アパートローンの「上限」を迎えた時にとれる3つの選択肢
彼らから学んだ、衝撃的な事実。それは、アパートローンには、いずれ必ず「上限」が来るということ。そして、その先に行くためには、「プロパーローン(事業性融資)」に移行しなければならないという、あまりにも基本的な、しかし当時の私には全く見えていなかった「ゲームのルール」だった。
では、上限を迎えた時、どうすれば次の手を打てるのか? 先輩たちから学んだ具体的な対応策は、3つあった。
(1)売却によりキャッシュポジションを高める
物件を売却して利益を確定させ、手元の現金を増やす。
(2)他の手段で現金を作る
不動産以外の事業や副業でキャッシュを稼ぎ、自己資金を積み上げる。
(3)キャッシュフローを貯める
購入した物件からのキャッシュフローを地道に貯める。あるいは、金利が下がったタイミングで「借り換え」を行い、返済額を減らして手残りを増やす。

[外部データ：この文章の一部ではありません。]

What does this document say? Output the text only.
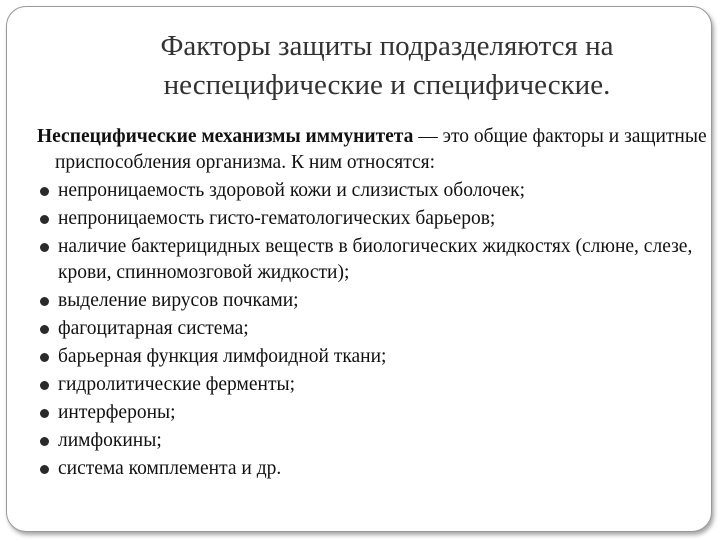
Факторы защиты подразделяются на
неспецифические и специфические.

Неспецифические механизмы иммунитета — это общие факторы и защитные приспособления организма. К ним относятся:

непроницаемость здоровой кожи и слизистых оболочек;
непроницаемость гисто-гематологических барьеров;
наличие бактерицидных веществ в биологических жидкостях (слюне, слезе, крови, спинномозговой жидкости);
выделение вирусов почками;
фагоцитарная система;
барьерная функция лимфоидной ткани;
гидролитические ферменты;
интерфероны;
лимфокины;
система комплемента и др.
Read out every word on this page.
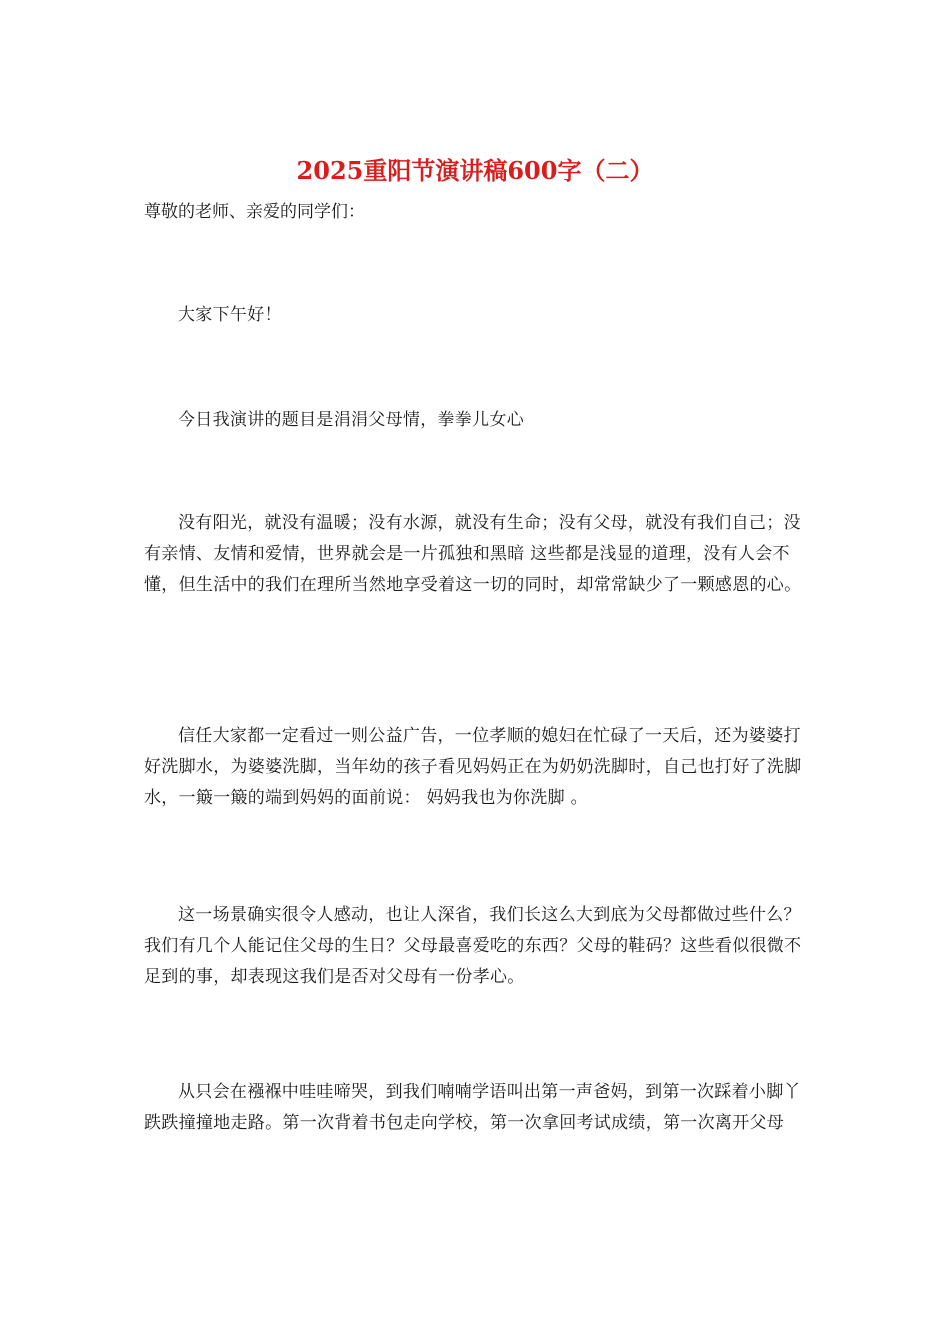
2025重阳节演讲稿600字（二）

尊敬的老师、亲爱的同学们：

大家下午好！

今日我演讲的题目是涓涓父母情，拳拳儿女心

没有阳光，就没有温暖；没有水源，就没有生命；没有父母，就没有我们自己；没有亲情、友情和爱情，世界就会是一片孤独和黑暗 这些都是浅显的道理，没有人会不懂，但生活中的我们在理所当然地享受着这一切的同时，却常常缺少了一颗感恩的心。

信任大家都一定看过一则公益广告，一位孝顺的媳妇在忙碌了一天后，还为婆婆打好洗脚水，为婆婆洗脚，当年幼的孩子看见妈妈正在为奶奶洗脚时，自己也打好了洗脚水，一簸一簸的端到妈妈的面前说： 妈妈我也为你洗脚 。

这一场景确实很令人感动，也让人深省，我们长这么大到底为父母都做过些什么？我们有几个人能记住父母的生日？父母最喜爱吃的东西？父母的鞋码？这些看似很微不足到的事，却表现这我们是否对父母有一份孝心。

从只会在襁褓中哇哇啼哭，到我们喃喃学语叫出第一声爸妈，到第一次踩着小脚丫跌跌撞撞地走路。第一次背着书包走向学校，第一次拿回考试成绩，第一次离开父母
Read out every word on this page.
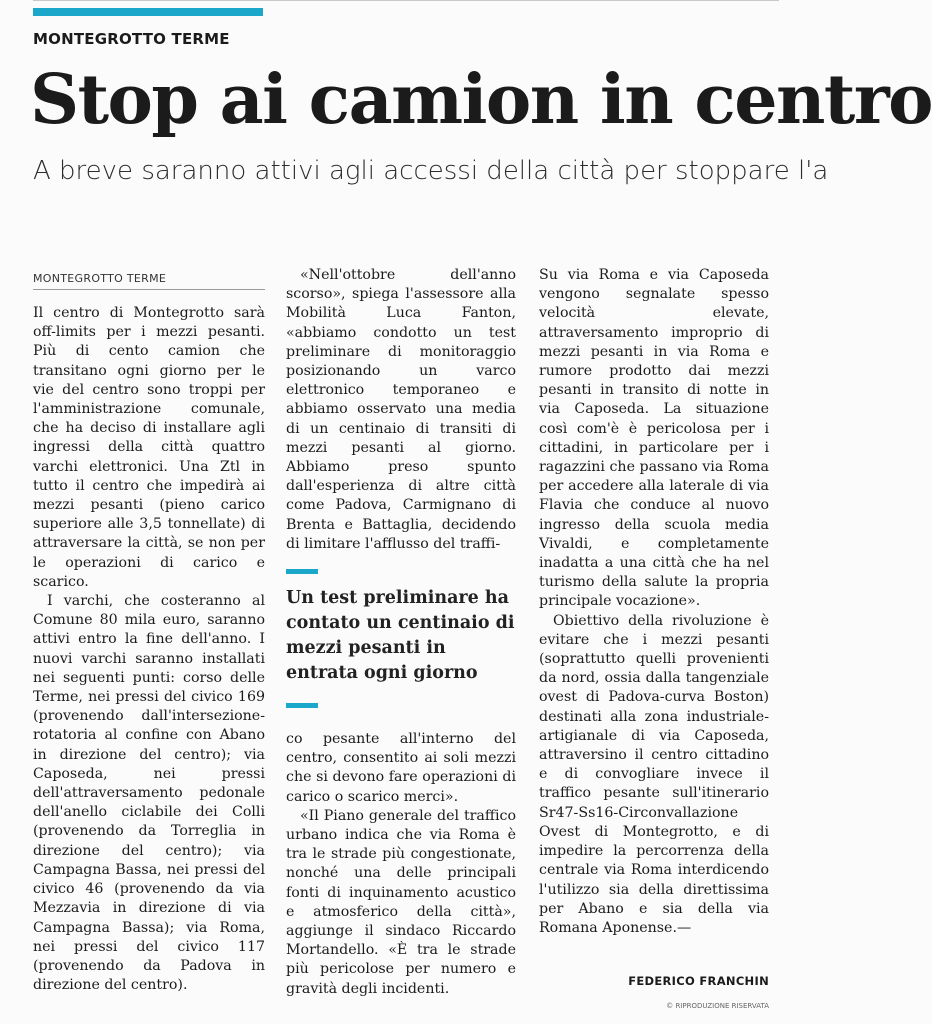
MONTEGROTTO TERME
Stop ai camion in centro
A breve saranno attivi agli accessi della città per stoppare l'a
MONTEGROTTO TERME

Il centro di Montegrotto sarà off-limits per i mezzi pesanti. Più di cento camion che transitano ogni giorno per le vie del centro sono troppi per l'amministrazione comunale, che ha deciso di installare agli ingressi della città quattro varchi elettronici. Una Ztl in tutto il centro che impedirà ai mezzi pesanti (pieno carico superiore alle 3,5 tonnellate) di attraversare la città, se non per le operazioni di carico e scarico.

I varchi, che costeranno al Comune 80 mila euro, saranno attivi entro la fine dell'anno. I nuovi varchi saranno installati nei seguenti punti: corso delle Terme, nei pressi del civico 169 (provenendo dall'intersezione-rotatoria al confine con Abano in direzione del centro); via Caposeda, nei pressi dell'attraversamento pedonale dell'anello ciclabile dei Colli (provenendo da Torreglia in direzione del centro); via Campagna Bassa, nei pressi del civico 46 (provenendo da via Mezzavia in direzione di via Campagna Bassa); via Roma, nei pressi del civico 117 (provenendo da Padova in direzione del centro).

«Nell'ottobre dell'anno scorso», spiega l'assessore alla Mobilità Luca Fanton, «abbiamo condotto un test preliminare di monitoraggio posizionando un varco elettronico temporaneo e abbiamo osservato una media di un centinaio di transiti di mezzi pesanti al giorno. Abbiamo preso spunto dall'esperienza di altre città come Padova, Carmignano di Brenta e Battaglia, decidendo di limitare l'afflusso del traffi-

Un test preliminare ha contato un centinaio di mezzi pesanti in entrata ogni giorno

co pesante all'interno del centro, consentito ai soli mezzi che si devono fare operazioni di carico o scarico merci».

«Il Piano generale del traffico urbano indica che via Roma è tra le strade più congestionate, nonché una delle principali fonti di inquinamento acustico e atmosferico della città», aggiunge il sindaco Riccardo Mortandello. «È tra le strade più pericolose per numero e gravità degli incidenti.

Su via Roma e via Caposeda vengono segnalate spesso velocità elevate, attraversamento improprio di mezzi pesanti in via Roma e rumore prodotto dai mezzi pesanti in transito di notte in via Caposeda. La situazione così com'è è pericolosa per i cittadini, in particolare per i ragazzini che passano via Roma per accedere alla laterale di via Flavia che conduce al nuovo ingresso della scuola media Vivaldi, e completamente inadatta a una città che ha nel turismo della salute la propria principale vocazione».

Obiettivo della rivoluzione è evitare che i mezzi pesanti (soprattutto quelli provenienti da nord, ossia dalla tangenziale ovest di Padova-curva Boston) destinati alla zona industriale-artigianale di via Caposeda, attraversino il centro cittadino e di convogliare invece il traffico pesante sull'itinerario Sr47-Ss16-Circonvallazione Ovest di Montegrotto, e di impedire la percorrenza della centrale via Roma interdicendo l'utilizzo sia della direttissima per Abano e sia della via Romana Aponense.—

FEDERICO FRANCHIN
© RIPRODUZIONE RISERVATA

これらの本質は、すべて同じだ。何らかの手段で「自己資本比率」を高め、不動産に再投資するか、あるいは金融機関に「事業者」として認められるだけの財務基盤を提示できるように、現金を創出することが必要なのだ。
当時の私の自己資本比率は、わずか5%。これでは、プロパーローンの土俵にすら上がれない。この絶望的な状況で、私が取った行動は、選択肢の「(2)」と「(1)」の組み合わせだった。「死ぬほど働いて、自己資金(純資産)を積み上げること」だ。
2016年に独立し、そこから約3年間、私は次の物件を買うという夢を一旦封印し、ひたすら事業(不動産の転売やフィービジネス)でキャッシュを稼ぐことに集中したのだ。
そして、4年近い停滞期を打ち破るブレイクスルーが訪れる。
2018年、私は名古屋の築浅RC物件(2.9億円)を購入するにあたり、三井住友銀行、三菱UFJ銀行、りそな銀行という3つの金融機関から、融資の内諾を得るという成果を上げた。最終的に、あるメガバンクから初取引にもかかわらず95.5%という破格の割合のプロパーローンを引き出すことに成功した。